Nineteen percent of respondents got less than six answers correct. According to Guardian, that qualified them for a big, fat F.

Generally, the older people get, the more they know about benefits. Surprisingly, however, more of those classified as late-boomers (15 percent) got Fs on the quiz than early-boomers (9 percent). Nineteen percent of Gen Xers and 25 percent of millennials flunked.

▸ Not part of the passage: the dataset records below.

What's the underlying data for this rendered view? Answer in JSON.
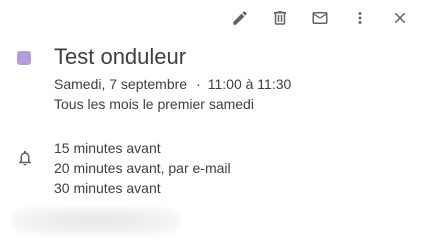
{
  "toolbar": {
    "buttons": [
      {
        "name": "edit-button",
        "icon": "pencil-icon"
      },
      {
        "name": "delete-button",
        "icon": "trash-icon"
      },
      {
        "name": "email-button",
        "icon": "mail-icon"
      },
      {
        "name": "more-options-button",
        "icon": "more-vert-icon"
      },
      {
        "name": "close-button",
        "icon": "close-icon"
      }
    ]
  },
  "event": {
    "color": "#b39ddb",
    "title": "Test onduleur",
    "date": "Samedi, 7 septembre",
    "separator": "·",
    "time": "11:00 à 11:30",
    "recurrence": "Tous les mois le premier samedi"
  },
  "notifications": {
    "icon": "bell-icon",
    "items": [
      "15 minutes avant",
      "20 minutes avant, par e-mail",
      "30 minutes avant"
    ]
  },
  "calendar_owner": {
    "redacted": true
  },
  "colors": {
    "icon": "#5f6368",
    "text": "#3c4043"
  }
}
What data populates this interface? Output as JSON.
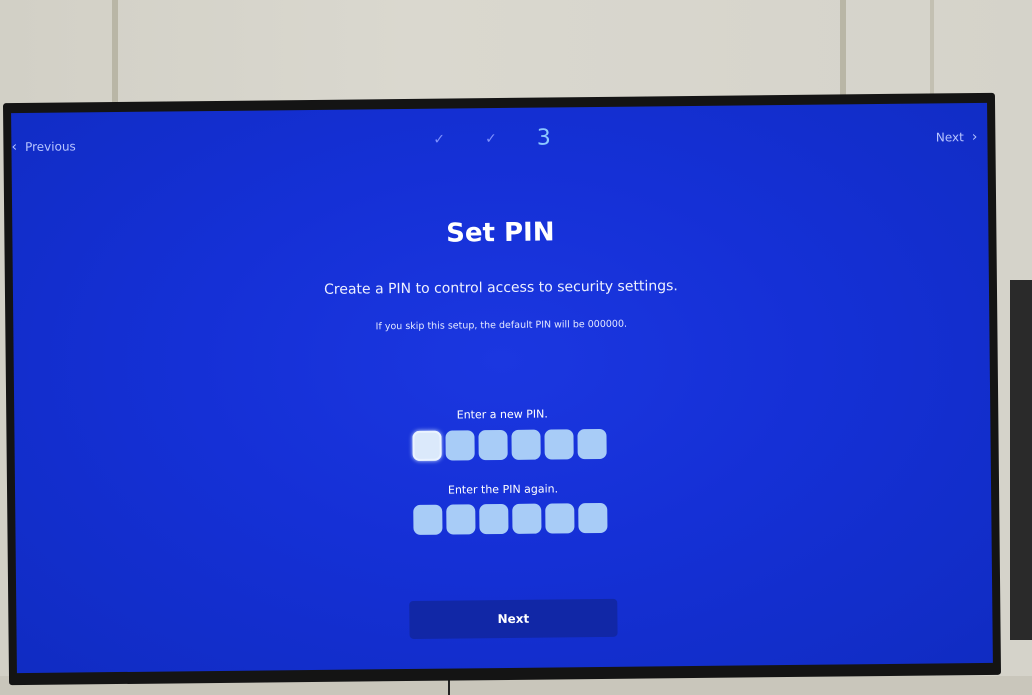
{
  "nav": {
    "previous_label": "Previous",
    "next_label": "Next"
  },
  "steps": {
    "current": "3"
  },
  "page": {
    "title": "Set PIN",
    "subtitle": "Create a PIN to control access to security settings.",
    "hint": "If you skip this setup, the default PIN will be 000000."
  },
  "pin": {
    "new_label": "Enter a new PIN.",
    "confirm_label": "Enter the PIN again.",
    "digits": 6
  },
  "buttons": {
    "next_label": "Next"
  },
  "colors": {
    "screen_blue": "#1530d6",
    "pin_box": "#a8ccf7",
    "pin_focused": "#dbe9fb",
    "button_bg": "#1127a6",
    "step_current": "#8cc8ff"
  }
}
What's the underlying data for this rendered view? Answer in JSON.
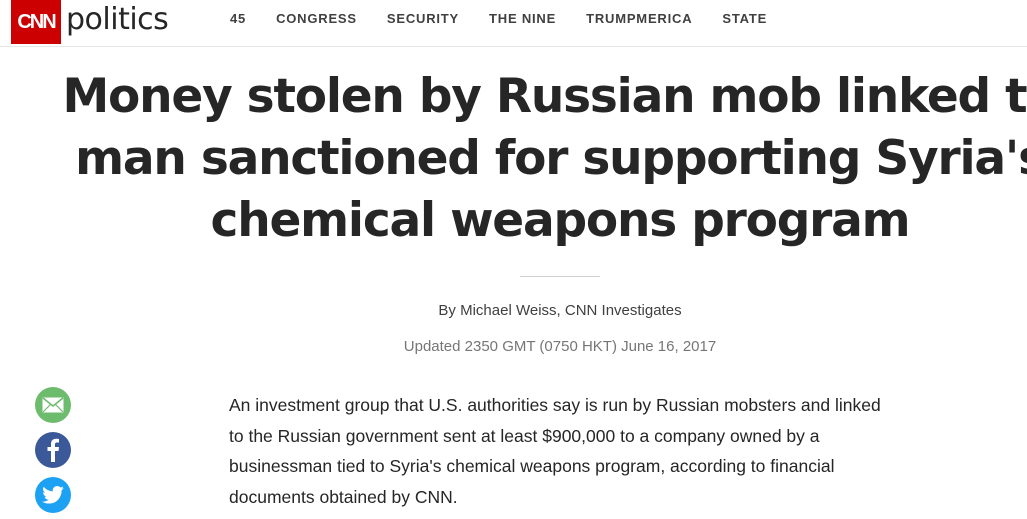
{
  "header": {
    "brand": "CNN",
    "section": "politics",
    "nav": [
      "45",
      "CONGRESS",
      "SECURITY",
      "THE NINE",
      "TRUMPMERICA",
      "STATE"
    ]
  },
  "article": {
    "headline_lines": [
      "Money stolen by Russian mob linked to",
      "man sanctioned for supporting Syria's",
      "chemical weapons program"
    ],
    "byline_prefix": "By ",
    "author": "Michael Weiss",
    "byline_suffix": ", CNN Investigates",
    "updated": "Updated 2350 GMT (0750 HKT) June 16, 2017",
    "paragraph": "An investment group that U.S. authorities say is run by Russian mobsters and linked to the Russian government sent at least $900,000 to a company owned by a businessman tied to Syria's chemical weapons program, according to financial documents obtained by CNN."
  },
  "share": {
    "icons": [
      "email-icon",
      "facebook-icon",
      "twitter-icon"
    ]
  },
  "colors": {
    "brand_red": "#cc0000",
    "email_green": "#6dbb6d",
    "facebook_blue": "#3b5998",
    "twitter_blue": "#1da1f2"
  }
}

Unsurprisingly, respondents are most familiar with medical insurance, which is by far the most common. Eighty-six percent of quiz-takers answered a question about medical insurance deductibles, for instance.

Employees are far less knowledgeable about less-common types of policies. Only 43 percent correctly identified the following question about critical illness insurance as false: "Payouts can reimburse caregivers for lost income."

Similarly, just over half correctly answered that the following claim about disability insurance is true: "Elimination period is the waiting period before collecting benefits."

Other studies show that many Americans — particularly young workers — have a poor grasp of basic health insurance concepts, such as premiums, deductibles, co-pays and coinsurance.

Ignorance of insurance policy details may have been less dangerous back when it was common for employers to shoulder nearly all of the cost of health insurance for employees.

But now companies are not only shifting a greater share of the cost of insurance onto workers, but they are shifting a greater share of the decisions about health care to workers. Employees increasingly are being asked to choose their own health plan design, often through private health insurance exchanges. Hopefully, as they make those decisions, they will be better-informed.